The trouble starts when this mindset is brought into the world of business.
Business is not a one-off confrontation. It is a repeated game, played over time, with memory, reputation, and consequences that accumulate. In such an environment, “one and done” is rarely a sophisticated strategy. More often, it is an illusion of control – mistaking a decisive move for a final one.
Decisiveness matters in negotiations. Leaders are supposed to offer clarity, minimize uncertainty and move with confidence. A bold decision can spark a movement and establish leadership. But decisiveness is not the same as certainty. In business, almost no deal really signifies the end of the transaction. Markets respond, partners adapt, employees translate, and adversaries plan the next move. A judgment is enacted once, but its consequences are served up at the table over and over.
This is where the “one and done” mindset becomes risky.
Executives who are confident that they can secure a deal with just one aggressive play typically underestimate the system in which they are operating: Commercial relationships do not begin or end with any single deal, but rather develop over time. Supply chains are interdependent. Clients don’t forget how they’ve been treated. A staff also remembers how decisions were made. Competitors also learn from what they see. The field is not cleared after the move – it re-forms around it.

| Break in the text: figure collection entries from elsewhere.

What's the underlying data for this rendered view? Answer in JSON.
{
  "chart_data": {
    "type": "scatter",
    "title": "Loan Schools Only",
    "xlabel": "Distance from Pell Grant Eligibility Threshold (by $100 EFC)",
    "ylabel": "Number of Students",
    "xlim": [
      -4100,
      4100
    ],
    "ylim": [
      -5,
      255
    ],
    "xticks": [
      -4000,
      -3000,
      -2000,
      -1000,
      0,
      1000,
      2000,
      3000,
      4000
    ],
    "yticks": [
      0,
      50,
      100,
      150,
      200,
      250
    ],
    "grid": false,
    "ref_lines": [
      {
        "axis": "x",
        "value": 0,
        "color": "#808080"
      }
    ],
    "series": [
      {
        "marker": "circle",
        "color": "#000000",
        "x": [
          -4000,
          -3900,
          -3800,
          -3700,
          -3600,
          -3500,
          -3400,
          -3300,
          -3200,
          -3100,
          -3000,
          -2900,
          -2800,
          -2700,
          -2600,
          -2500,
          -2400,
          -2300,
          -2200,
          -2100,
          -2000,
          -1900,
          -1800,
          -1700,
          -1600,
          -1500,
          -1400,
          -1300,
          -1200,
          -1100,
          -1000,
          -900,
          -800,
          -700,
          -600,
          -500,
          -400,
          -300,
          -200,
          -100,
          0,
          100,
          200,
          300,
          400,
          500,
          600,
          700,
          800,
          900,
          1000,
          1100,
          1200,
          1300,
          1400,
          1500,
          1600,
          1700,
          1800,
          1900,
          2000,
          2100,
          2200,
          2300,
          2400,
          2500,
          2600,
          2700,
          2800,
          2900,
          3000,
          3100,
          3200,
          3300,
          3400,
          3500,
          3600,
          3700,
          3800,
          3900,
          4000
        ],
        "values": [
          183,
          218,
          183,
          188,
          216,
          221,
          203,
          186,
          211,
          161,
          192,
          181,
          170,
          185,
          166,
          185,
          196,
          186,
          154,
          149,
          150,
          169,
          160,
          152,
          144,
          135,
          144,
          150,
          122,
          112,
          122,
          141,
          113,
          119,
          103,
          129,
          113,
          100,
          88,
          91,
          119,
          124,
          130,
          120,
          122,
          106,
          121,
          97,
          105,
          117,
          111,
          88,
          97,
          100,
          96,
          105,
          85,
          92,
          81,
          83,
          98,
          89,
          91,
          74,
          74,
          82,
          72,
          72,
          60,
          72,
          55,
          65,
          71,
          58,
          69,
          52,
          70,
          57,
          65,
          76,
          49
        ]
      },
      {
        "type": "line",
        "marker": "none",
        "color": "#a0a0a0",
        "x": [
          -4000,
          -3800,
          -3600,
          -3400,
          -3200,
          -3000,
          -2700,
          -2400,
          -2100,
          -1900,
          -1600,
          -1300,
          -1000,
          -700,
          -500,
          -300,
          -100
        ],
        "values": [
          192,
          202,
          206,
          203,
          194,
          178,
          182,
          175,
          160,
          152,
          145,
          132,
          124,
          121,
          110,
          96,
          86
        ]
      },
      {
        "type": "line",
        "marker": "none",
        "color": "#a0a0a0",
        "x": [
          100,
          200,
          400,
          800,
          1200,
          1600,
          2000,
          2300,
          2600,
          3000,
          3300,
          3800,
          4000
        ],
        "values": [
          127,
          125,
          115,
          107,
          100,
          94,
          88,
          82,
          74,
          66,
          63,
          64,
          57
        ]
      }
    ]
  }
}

And that’s the thing about power in repeated games: it is not a function of how hard you push to close the deal; instead, any power you might have comes from sealing a good one. A contract signed under duress may crumple at the first stress test. A reorganization announced in the middle of the night may sound bold on a PowerPoint slide but flounder in implementation. A public ultimatum may win the day, but at the lonely price of weakening trust.
The irony, of course, is that leaders who try to exert control through “one and done” often find themselves with less of it. By declaring the interaction finished, they cease controlling the aftermath. By stating that it’s over, they refocus attention away from where the real action is taking place. And in business, it is the aftermath that really matters because it will determine whether value is preserved or eroded over time.
There isn’t much space for “one and done” in business, because the playing field can sour on you. Who you call on today may be the strategic partner, regulator, supplier or board member of tomorrow. Leverage shifts. Context changes. What feels like power in one quarter begin to feel like weakness in the next. The story of how a decision was made often matters more than the decision itself.
Strong negotiators understand this instinctively. They are not concerned with bringing the talks to a close; they are concerned with shaping the next stage. They’re not focused on closing statements, but future optionality. They wonder not just how anyone will sign a deal, but also how it will work when conditions change.
There are situations where speed and decisiveness are essential: ontaining a crisis, drawing a clear ethical line, or walking away from a partnership that no longer serves its purpose. But even in those moments, success is not determined by how forcefully the move is made, but by how well it holds once the moment has passed. Decisions that are clear but disconnected from what comes next rarely endure.
“One and done” may certainly sound strong, confident and like it comes from a place of leadership. But in business, where relationships repeat and power shifts, certainty is rarely final. More often, it is a temporary pause in a longer game: one that continues whether leaders acknowledge it or not.